La croissance sauvera-t-elle la planète?

En 1901, Henri Dunant reçut le premier prix Nobel de la paix pour la création du Comité international de la Croix-Rouge et l'adoption de la Convention de Genève. Pourtant, ce pionnier suisse du droit humanitaire se heurta à une vive opposition du mouvement pacifiste. Les membres de celui-ci estimaient en effet que la création d'une organisation destinée à offrir aide et secours aux blessés sur le champ de bataille revenait à reconnaître et à accepter le principe même de la guerre. Le débat sous-jacent opposait ici pragmatisme – les guerres existent et existeront très probablement toujours, alors travaillons à en atténuer les conséquences – et utopie – la guerre est mauvaise, alors empêchons qu'elle ne se reproduise.

 

Les écologistes sont-ils les nouveaux pacifistes ?
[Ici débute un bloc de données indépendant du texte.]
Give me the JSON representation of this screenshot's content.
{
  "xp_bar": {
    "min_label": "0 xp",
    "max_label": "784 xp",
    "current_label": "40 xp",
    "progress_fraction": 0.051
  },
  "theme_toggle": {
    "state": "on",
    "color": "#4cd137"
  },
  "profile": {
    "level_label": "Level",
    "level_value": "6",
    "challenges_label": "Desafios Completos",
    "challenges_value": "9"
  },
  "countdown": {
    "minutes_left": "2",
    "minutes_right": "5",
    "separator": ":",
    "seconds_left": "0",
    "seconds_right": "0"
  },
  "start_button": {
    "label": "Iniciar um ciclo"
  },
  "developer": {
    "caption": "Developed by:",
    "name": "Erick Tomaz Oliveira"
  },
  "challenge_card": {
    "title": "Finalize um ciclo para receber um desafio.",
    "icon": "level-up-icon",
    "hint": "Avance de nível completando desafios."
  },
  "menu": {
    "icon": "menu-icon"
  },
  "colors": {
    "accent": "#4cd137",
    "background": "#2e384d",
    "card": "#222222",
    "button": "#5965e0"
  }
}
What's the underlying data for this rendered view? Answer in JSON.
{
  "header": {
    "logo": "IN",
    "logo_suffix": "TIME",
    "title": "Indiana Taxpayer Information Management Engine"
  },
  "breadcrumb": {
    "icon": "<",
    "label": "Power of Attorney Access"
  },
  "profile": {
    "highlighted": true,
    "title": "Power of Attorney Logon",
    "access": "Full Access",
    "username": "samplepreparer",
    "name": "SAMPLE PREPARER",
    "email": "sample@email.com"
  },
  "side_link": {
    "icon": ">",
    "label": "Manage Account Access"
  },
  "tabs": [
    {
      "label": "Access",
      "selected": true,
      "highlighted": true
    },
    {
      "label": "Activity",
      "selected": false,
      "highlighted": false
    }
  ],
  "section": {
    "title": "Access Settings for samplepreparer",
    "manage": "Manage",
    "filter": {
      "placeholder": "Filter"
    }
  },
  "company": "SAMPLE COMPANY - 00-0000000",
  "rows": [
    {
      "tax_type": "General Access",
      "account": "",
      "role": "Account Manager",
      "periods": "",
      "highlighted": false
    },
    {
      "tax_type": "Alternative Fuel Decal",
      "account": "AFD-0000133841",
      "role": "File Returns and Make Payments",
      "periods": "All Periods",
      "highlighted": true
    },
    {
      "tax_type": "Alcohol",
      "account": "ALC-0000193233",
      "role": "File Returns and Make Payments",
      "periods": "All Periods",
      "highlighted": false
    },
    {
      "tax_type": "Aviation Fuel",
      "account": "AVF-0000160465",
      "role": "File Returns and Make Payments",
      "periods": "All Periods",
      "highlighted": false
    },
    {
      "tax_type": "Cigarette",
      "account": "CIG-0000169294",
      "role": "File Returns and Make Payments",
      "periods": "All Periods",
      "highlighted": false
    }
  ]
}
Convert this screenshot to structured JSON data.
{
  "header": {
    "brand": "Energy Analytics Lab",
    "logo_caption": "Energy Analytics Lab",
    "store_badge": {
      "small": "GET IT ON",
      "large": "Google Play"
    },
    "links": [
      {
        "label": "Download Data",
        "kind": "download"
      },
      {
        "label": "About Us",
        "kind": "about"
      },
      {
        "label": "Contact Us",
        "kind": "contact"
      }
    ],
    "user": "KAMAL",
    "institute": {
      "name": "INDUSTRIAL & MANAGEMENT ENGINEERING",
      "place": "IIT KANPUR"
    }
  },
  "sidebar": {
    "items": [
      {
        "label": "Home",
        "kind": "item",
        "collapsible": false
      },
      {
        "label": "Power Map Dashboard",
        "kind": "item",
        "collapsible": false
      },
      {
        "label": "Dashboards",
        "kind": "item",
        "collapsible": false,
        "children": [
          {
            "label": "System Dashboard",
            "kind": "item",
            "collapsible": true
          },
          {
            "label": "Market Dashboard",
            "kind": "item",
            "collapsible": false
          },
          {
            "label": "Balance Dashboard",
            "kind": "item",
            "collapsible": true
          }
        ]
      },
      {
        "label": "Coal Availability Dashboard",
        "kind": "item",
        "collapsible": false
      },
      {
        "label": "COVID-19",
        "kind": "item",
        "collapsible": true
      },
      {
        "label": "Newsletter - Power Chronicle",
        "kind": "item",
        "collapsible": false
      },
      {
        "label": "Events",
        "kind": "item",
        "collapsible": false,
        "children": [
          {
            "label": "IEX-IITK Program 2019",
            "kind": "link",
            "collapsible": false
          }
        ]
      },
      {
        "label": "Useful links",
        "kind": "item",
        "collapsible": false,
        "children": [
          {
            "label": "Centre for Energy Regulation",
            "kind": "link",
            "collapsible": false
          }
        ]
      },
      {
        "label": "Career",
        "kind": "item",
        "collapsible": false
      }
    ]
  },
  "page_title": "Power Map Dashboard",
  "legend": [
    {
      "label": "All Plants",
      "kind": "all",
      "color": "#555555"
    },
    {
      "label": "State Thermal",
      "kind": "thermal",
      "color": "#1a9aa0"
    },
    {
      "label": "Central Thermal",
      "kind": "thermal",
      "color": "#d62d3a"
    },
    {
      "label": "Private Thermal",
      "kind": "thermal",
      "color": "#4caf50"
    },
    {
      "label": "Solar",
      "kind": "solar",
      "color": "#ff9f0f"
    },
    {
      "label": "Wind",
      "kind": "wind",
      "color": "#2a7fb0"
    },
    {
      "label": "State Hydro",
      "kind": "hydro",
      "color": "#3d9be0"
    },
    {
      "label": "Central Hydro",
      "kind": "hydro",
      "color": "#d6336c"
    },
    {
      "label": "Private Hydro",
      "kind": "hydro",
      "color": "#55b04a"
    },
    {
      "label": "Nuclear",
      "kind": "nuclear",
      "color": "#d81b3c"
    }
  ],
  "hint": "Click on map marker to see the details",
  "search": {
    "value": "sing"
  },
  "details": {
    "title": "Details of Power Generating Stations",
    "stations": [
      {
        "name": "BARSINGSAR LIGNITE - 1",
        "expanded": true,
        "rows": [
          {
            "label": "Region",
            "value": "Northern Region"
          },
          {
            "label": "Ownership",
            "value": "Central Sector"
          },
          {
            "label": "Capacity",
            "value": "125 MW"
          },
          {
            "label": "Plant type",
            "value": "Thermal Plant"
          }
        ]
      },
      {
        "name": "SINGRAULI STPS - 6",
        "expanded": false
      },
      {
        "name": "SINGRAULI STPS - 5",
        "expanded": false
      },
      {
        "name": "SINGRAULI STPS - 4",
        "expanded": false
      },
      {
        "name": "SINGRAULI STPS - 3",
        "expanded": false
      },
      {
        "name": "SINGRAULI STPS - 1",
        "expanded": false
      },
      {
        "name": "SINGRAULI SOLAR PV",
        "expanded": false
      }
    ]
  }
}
Les pacifistes ont toujours voulu se débarrasser de la guerre. De la même manière, les écologistes cherchent à éliminer la croissance, prônant le déclin économique comme seule manière pour notre civilisation de vivre en harmonie avec l'environnement. Sommes-nous face à une nouvelle utopie ? Croyez-moi, je suis bien conscient du mal que la croissance illimitée – comme nous l'avons connue au siècle dernier – a fait à notre planète. Mais je pense qu'on ne peut arrêter la croissance, pas plus qu'on ne peut éviter les guerres. Pourquoi ? Parce que – et ici je parle davantage en qualité de psychiatre que d'explorateur – c'est dans la nature humaine de vouloir toujours plus et toujours mieux. La promotion de restrictions en matière de mobilité, de confort et de liberté suscite plus de résistance que d'adhésion à la cause environnementale. Dire que nous devons arrêter le développement et le progrès revient à nier l'essence même de l'homme. C'est un vœu pieux, tout comme la fin de la guerre pour les pacifistes. Je pense qu'il faut plus que cela pour lutter contre le changement climatique.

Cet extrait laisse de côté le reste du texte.